Hace unos años, un supervisor visitó una escuela. En su recorrido encontró algo que llamó poderosamente su atención: una maestra atrincherada atrás de su escritorio, los alumnos hacían gran desorden, el cuadro era caótico. Él decidió presentarse.

-Permiso, soy el supervisor de turno, ¿algún problema?-

-Estoy abrumada señor, no se qué hacer con los muchachos, no tengo láminas, la secretaría no nos manda material didáctico, en la escuela tampoco, el director no nos da material ni nos quiere dar permiso de solicitarlo a los alumnos y padres, por supuesto, no nos apoyan, es más ni siquiera se presentan a preguntar por sus hijos. Los alumnos, por su parte, no muestran ningún interés por aprender y más de la mitad del grupo está reprobado.-

El supervisor que era un docente de escuela rural y que siempre amó su profesión vio un corcho en el piso del salón (por cierto, lleno de basura) lo tomó con aplomo y se dirigió a los alumnos:

-¿Qué es esto? -“un corcho señor” gritaron todos los alumnos.

-Bien, ¿de dónde sale el corcho?- “de la botella señor”, “lo coloca una máquina”, “del alcornoque”, “de un árbol”, respondían animosos los alumnos.

-¿y qué se puede hacer con la madera?- continuaba entusiasta el docente,”sillas”,”una mesa”, “un barco”…

-Excelente, tenemos un barco, ¿quién lo quiere dibujar? ¿quién quiere escribir el nombre del puerto donde esta el barco?, escriban ahora ¿ a qué estado corresponde ese puerto? ¿a qué país corresponde? ¿quién sabe el nombre de un personaje famoso que haya nacido allí? ¿por qué es famoso? ¿alguien recuerda alguna canción que hable de ese lugar?- de ahí comenzó una tarea incansable en la que relacionó varias disciplinas a la vez.

La maestra  quedó impresionada; al terminar la clase, conmovida dijo: “señor, nunca olvidaré lo que ustded me ha enseñado hoy, muchas gracias.”

Pasó el tiempo, el supervisor volvió a la escuela y buscó a la maestra.
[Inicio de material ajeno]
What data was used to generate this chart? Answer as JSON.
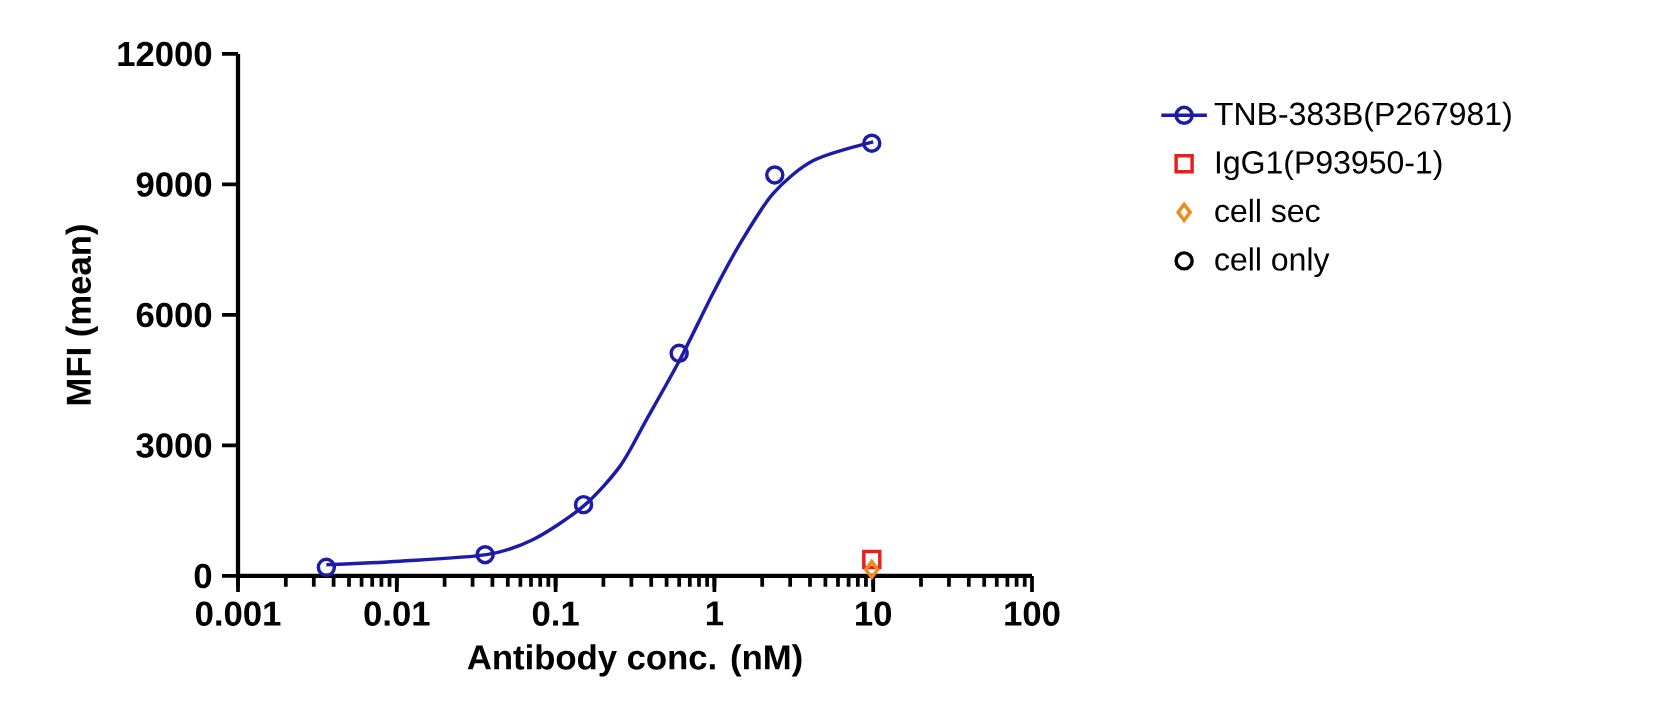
{
  "chart_data": {
    "type": "scatter",
    "xlabel": "Antibody conc. (nM)",
    "ylabel": "MFI (mean)",
    "log": "x",
    "xlim": [
      0.001,
      100
    ],
    "xticks": [
      0.001,
      0.01,
      0.1,
      1,
      10,
      100
    ],
    "ylim": [
      0,
      12000
    ],
    "yticks": [
      0,
      3000,
      6000,
      9000,
      12000
    ],
    "legend": "right",
    "series": [
      {
        "name": "TNB-383B(P267981)",
        "color": "#1c1ca8",
        "marker": "circle",
        "x": [
          0.0036,
          0.036,
          0.15,
          0.6,
          2.4,
          9.8
        ],
        "values": [
          200,
          490,
          1640,
          5120,
          9220,
          9950
        ]
      },
      {
        "type": "line",
        "color": "#1c1ca8",
        "marker": "none",
        "x": [
          0.0036,
          0.0105,
          0.0367,
          0.0723,
          0.149,
          0.254,
          0.373,
          0.606,
          0.98,
          1.45,
          2.34,
          4.2,
          10
        ],
        "values": [
          260,
          340,
          490,
          840,
          1600,
          2520,
          3590,
          4970,
          6500,
          7640,
          8790,
          9550,
          9980
        ]
      },
      {
        "name": "IgG1(P93950-1)",
        "color": "#e8201c",
        "marker": "square",
        "x": [
          9.8
        ],
        "values": [
          380
        ]
      },
      {
        "name": "cell sec",
        "color": "#f08a1c",
        "marker": "diamond",
        "x": [
          9.8
        ],
        "values": [
          150
        ]
      },
      {
        "name": "cell only",
        "color": "#000000",
        "marker": "circle",
        "values": [
          null
        ]
      }
    ]
  }
}
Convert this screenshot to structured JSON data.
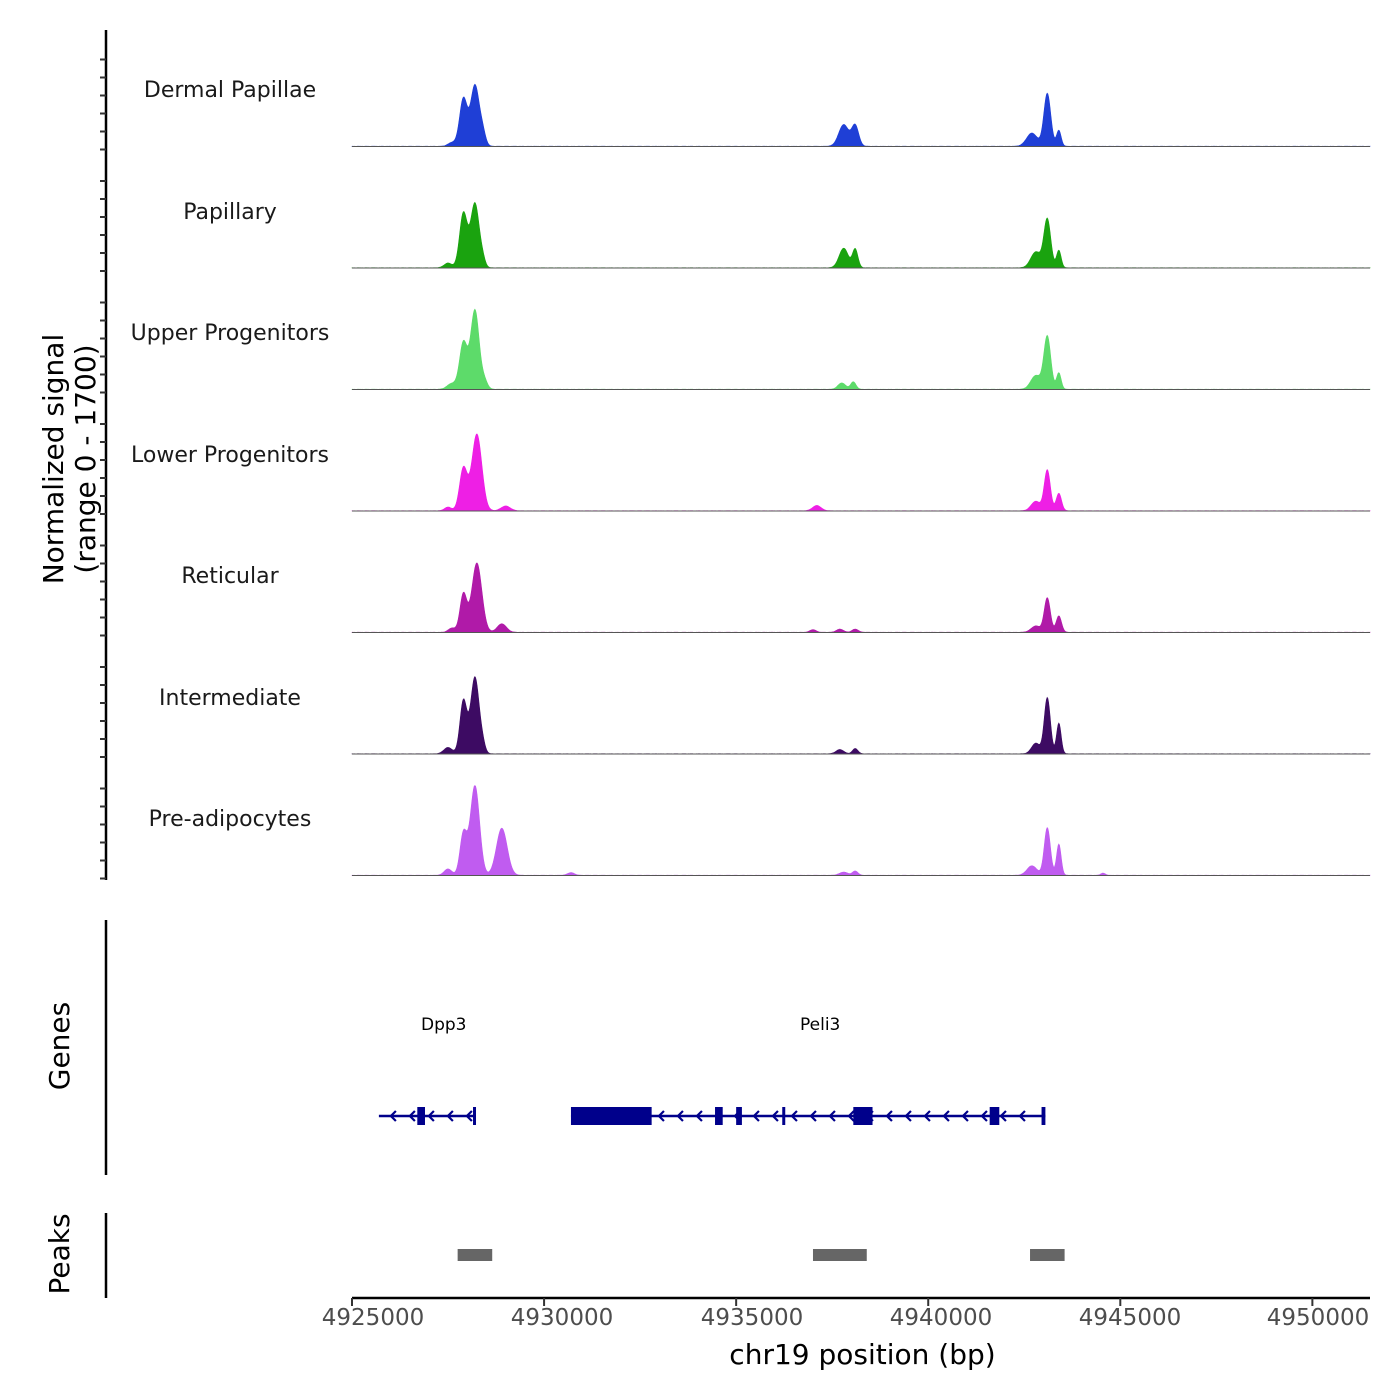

Ella estaba acurrucada atrás de su escritorio y los alumnos otra vez en total desorden.

-Maestra, ¿qué ha pasado?, ¿no se acuerda de mí?-

– Si señor, ¡Cómo olvidarme!, ¡qué suerte que regresó! No encontré el corcho,  ¿dónde lo dejó?

 

 

Esta reflexión me gusta porque tiene mucho de verdad, a veces deseamos que se nos den “las recetas mágicas” para que los alumnos aprendan y nos olvidamos que somos nosotros mismos los que debemos buscar eso por medio de la reflexión de nuestra práctica y el conocimiento que tengamos de nuestros alumnos; otro aspecto que me deja este escrito es que desgastarnos en quejas no beneficia en nada, ni resuelve las situaciones problemáticas, hay que buscar soluciones creativas y sobre todo tener aprecio por nuestros alumnos, mismo que nos debe motivar a buscar mejorar continuamente nuestro quehacer docente. Mi admiración y respeto a todos aquellos maestros creativos que tienen la capacidad de obtener enseñanzas, hasta de los objetos más simples.